Por momentos, el film nos puede recordar a ciertos pasajes del cine de Terrence Malick, aquéllos en los que la cámara se acerca más a sus protagonistas para observar de cerca sus cuerpos, la fisicidad de su presencia y los detalles de su expresión. L’Île nos retrotrae también a uno de los episodios más bellos de Los pasos dobles (Isaki Lacuesta), cuando dos jóvenes exploran mutuamente la piel del otro sobándose con gestos ambiguos, entre el combate y el romance. Y cómo no pensar también en Mes séances de lutte (Jacques Doillon), película que evolucionaba hacia un puro encuentro entre dos cuerpos que se retorcían uno sobre el otro.

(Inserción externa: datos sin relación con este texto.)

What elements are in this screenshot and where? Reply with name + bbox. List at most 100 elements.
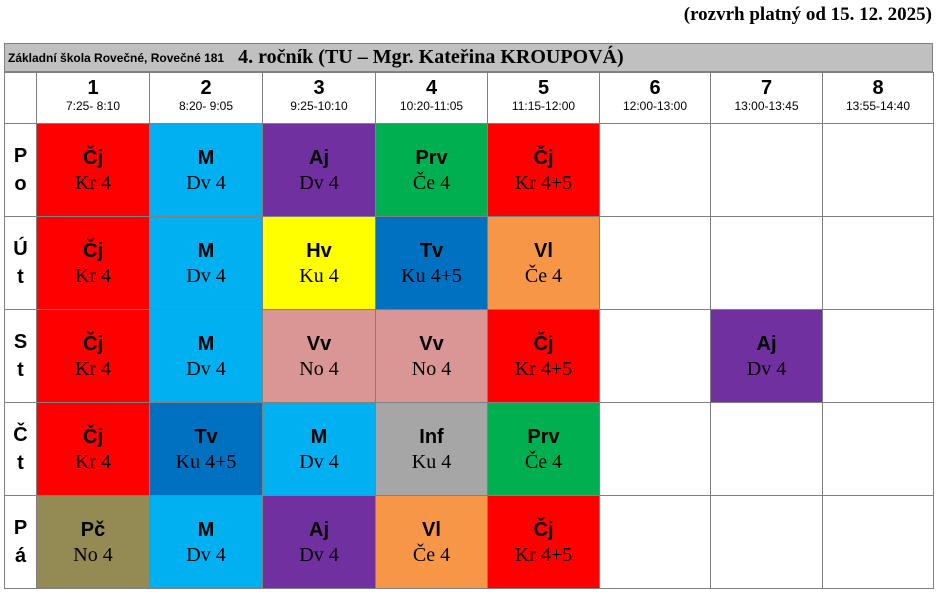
lesson-cell: Čj Kr 4+5 <box>487 495 600 589</box>
period-number: 3 <box>313 77 325 99</box>
subject-code: Čj <box>533 147 554 169</box>
period-header-row: 1 7:25- 8:10 2 8:20- 9:05 3 9:25-10:10 4 10:… <box>4 72 934 124</box>
lesson-cell: Vl Če 4 <box>375 495 488 589</box>
period-number: 7 <box>760 77 773 99</box>
teacher-room: Dv 4 <box>186 544 226 566</box>
empty-cell <box>599 216 711 310</box>
subject-code: M <box>197 147 215 169</box>
day-label: P <box>13 145 28 167</box>
period-header: 3 9:25-10:10 <box>262 72 376 124</box>
subject-code: Prv <box>415 147 448 169</box>
period-time: 13:00-13:45 <box>734 99 799 113</box>
lesson-cell: M Dv 4 <box>149 123 263 217</box>
timetable-header: Základní škola Rovečné, Rovečné 181 4. r… <box>4 43 933 72</box>
subject-code: Vv <box>306 333 332 355</box>
empty-cell <box>710 402 823 496</box>
empty-cell <box>710 123 823 217</box>
timetable-body: 1 7:25- 8:10 2 8:20- 9:05 3 9:25-10:10 4 10:… <box>4 72 934 589</box>
lesson-cell: Čj Kr 4 <box>36 216 150 310</box>
empty-cell <box>599 495 711 589</box>
lesson-cell: M Dv 4 <box>149 216 263 310</box>
empty-cell <box>599 402 711 496</box>
lesson-cell: Čj Kr 4 <box>36 402 150 496</box>
subject-code: Čj <box>533 519 554 541</box>
empty-cell <box>710 216 823 310</box>
period-time: 9:25-10:10 <box>290 99 348 113</box>
teacher-room: Ku 4+5 <box>175 451 237 473</box>
teacher-room: Kr 4 <box>74 451 112 473</box>
subject-code: Pč <box>80 519 106 541</box>
period-header: 6 12:00-13:00 <box>599 72 711 124</box>
subject-code: Hv <box>306 240 332 262</box>
period-time: 11:15-12:00 <box>511 99 576 113</box>
empty-cell <box>822 309 934 403</box>
day-label: t <box>17 452 24 474</box>
subject-code: Čj <box>533 333 554 355</box>
validity-note: (rozvrh platný od 15. 12. 2025) <box>683 4 932 25</box>
teacher-room: Dv 4 <box>299 451 339 473</box>
lesson-cell: M Dv 4 <box>149 495 263 589</box>
subject-code: Vl <box>534 240 553 262</box>
period-header: 4 10:20-11:05 <box>375 72 488 124</box>
class-title: 4. ročník (TU – Mgr. Kateřina KROUPOVÁ) <box>238 46 624 68</box>
teacher-room: Če 4 <box>412 544 451 566</box>
day-label: Ú <box>13 238 28 260</box>
period-time: 13:55-14:40 <box>845 99 911 113</box>
teacher-room: Ku 4+5 <box>401 265 462 287</box>
lesson-cell: Čj Kr 4 <box>36 123 150 217</box>
subject-code: Tv <box>419 240 444 262</box>
empty-cell <box>822 123 934 217</box>
subject-code: M <box>197 240 215 262</box>
teacher-room: Kr 4+5 <box>514 544 573 566</box>
teacher-room: Ku 4 <box>299 265 339 287</box>
teacher-room: No 4 <box>411 358 452 380</box>
teacher-room: Ku 4 <box>411 451 452 473</box>
subject-code: Čj <box>83 426 103 448</box>
day-label: P <box>13 517 28 539</box>
subject-code: Aj <box>756 333 777 355</box>
teacher-room: Dv 4 <box>186 172 226 194</box>
lesson-cell: Hv Ku 4 <box>262 216 376 310</box>
day-label: o <box>14 173 27 195</box>
period-time: 8:20- 9:05 <box>178 99 234 113</box>
period-header: 1 7:25- 8:10 <box>36 72 150 124</box>
empty-cell <box>822 402 934 496</box>
lesson-cell: Aj Dv 4 <box>262 123 376 217</box>
period-header: 2 8:20- 9:05 <box>149 72 263 124</box>
period-header: 5 11:15-12:00 <box>487 72 600 124</box>
period-time: 12:00-13:00 <box>622 99 688 113</box>
teacher-room: No 4 <box>73 544 113 566</box>
lesson-cell: Aj Dv 4 <box>262 495 376 589</box>
teacher-room: Dv 4 <box>299 544 339 566</box>
teacher-room: Dv 4 <box>186 358 226 380</box>
lesson-cell: M Dv 4 <box>262 402 376 496</box>
teacher-room: Dv 4 <box>186 265 226 287</box>
day-label: t <box>17 359 24 381</box>
period-number: 4 <box>425 77 438 99</box>
period-header: 7 13:00-13:45 <box>710 72 823 124</box>
empty-cell <box>599 309 711 403</box>
day-label: Č <box>13 424 28 446</box>
period-number: 8 <box>872 77 884 99</box>
lesson-cell: Aj Dv 4 <box>710 309 823 403</box>
teacher-room: Kr 4 <box>74 358 112 380</box>
period-header: 8 13:55-14:40 <box>822 72 934 124</box>
subject-code: Vl <box>422 519 441 541</box>
lesson-cell: Čj Kr 4+5 <box>487 309 600 403</box>
subject-code: Vv <box>419 333 444 355</box>
subject-code: M <box>197 333 215 355</box>
timetable-grid: 1 7:25- 8:10 2 8:20- 9:05 3 9:25-10:10 4 10:… <box>4 72 934 589</box>
period-number: 2 <box>200 77 212 99</box>
empty-cell <box>710 495 823 589</box>
teacher-room: Dv 4 <box>746 358 787 380</box>
lesson-cell: Tv Ku 4+5 <box>375 216 488 310</box>
lesson-cell: Vv No 4 <box>262 309 376 403</box>
subject-code: Inf <box>419 426 444 448</box>
teacher-room: Kr 4+5 <box>514 172 573 194</box>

Malick, Lacuesta, Doillon, Manivel: podemos pensar que estamos ante un motivo recurrente del cine de autor de nuestro siglo. Aunque, ¿no es también el de John Cassavetes, en cierto sentido, un cine de cuerpos en lucha? ¿No es Opening Night un film sobre la improvisación de una sesión de lucha sobre el escenario que se repite una y otra vez? Cassavetes, precisamente, fue coetáneo de Resnais y Godard, y su andadura como cineasta se inició a finales de los años cincuenta, más o menos al mismo tiempo que veían la luz Hiroshima mon amour y À bout de souffle. L’Île, en definitiva, no es una isla sino un largometraje emparentado calladamente con algunos acontecimientos esenciales del cine moderno de la segunda mitad del siglo XX en adelante.

Los poseídos

Las olas de la actualidad van trayendo a nuestras costas el cine que se vio en el último festival de Cannes y Atlantique, primer largometraje de Mati Diop y ganadora uno de los galardones de la sección oficial, se revela como una pareja natural de Zombi Child, película que Bertrand Bonello presentó en la Quincena de los Realizadores. Pareja o, más bien, hermana pequeña, porque Atlantique es una película notable pero a ratos algo desabrida y, sin duda, mucho menos compleja y rica que Zombi Child. Es, no obstante, un film significativo que nos informa oportunamente acerca del estado de las cosas en el cine. Porque, igual que en el de Bonello se encontraban un comentario sobre la mala conciencia colonial de la sociedad francesa y un esquinado relato fantástico, la que hoy nos ocupa empieza como un característico producto de tema social para devenir en historia de poseídos, revenants y ritos inextricables que rasgan la normalidad cotidiana haciendo aflorar fuerzas ocultas.

Atlantique, así, se convierte en un film oráculo que nos anuncia la entrada de lo fantástico por la puerta de atrás, ese fascinante sincretismo que está tomando posesión del cinematógrafo progresivamente. Y, lo mismo que Zombi Child, nos permite entrever las raíces de esta nueva mutación, raíces que se hunden tanto en el viejo fantástico de serie B como en una cierta región del nuevo Hollywood (pienso en Rosemary’s Baby y en The Exorcist) o en la libertad inaudita de los filmes de Jean Rouch, que no por casualidad nos llevan también a la África francófona. Per fijémonos en que el punto de encuentro de los jóvenes senegaleses que protagonizan el film -los chicos que parten de improviso en una patera rumbo a Europa y las chicas que se ven convertidas en penélopes africanas sin comerlo ni beberlo- es un bar musical junto a la costa que podría ser el mismo en el que Denis Lavant danzaba misteriosamente al final de Beau travail. Su realizadora, Claire Denis, figura entre los agradecimientos de Diop en los créditos de Atlantique. Y es el cine fronterizo e indefinible de Denis el punto del que parece partir este nuevo sincretismo en el que se entrelazan el comentario sobre el estado del mundo, el cine de género y la voz autoral, dando pie a una nueva forma cinematográfica inquieta y espontánea.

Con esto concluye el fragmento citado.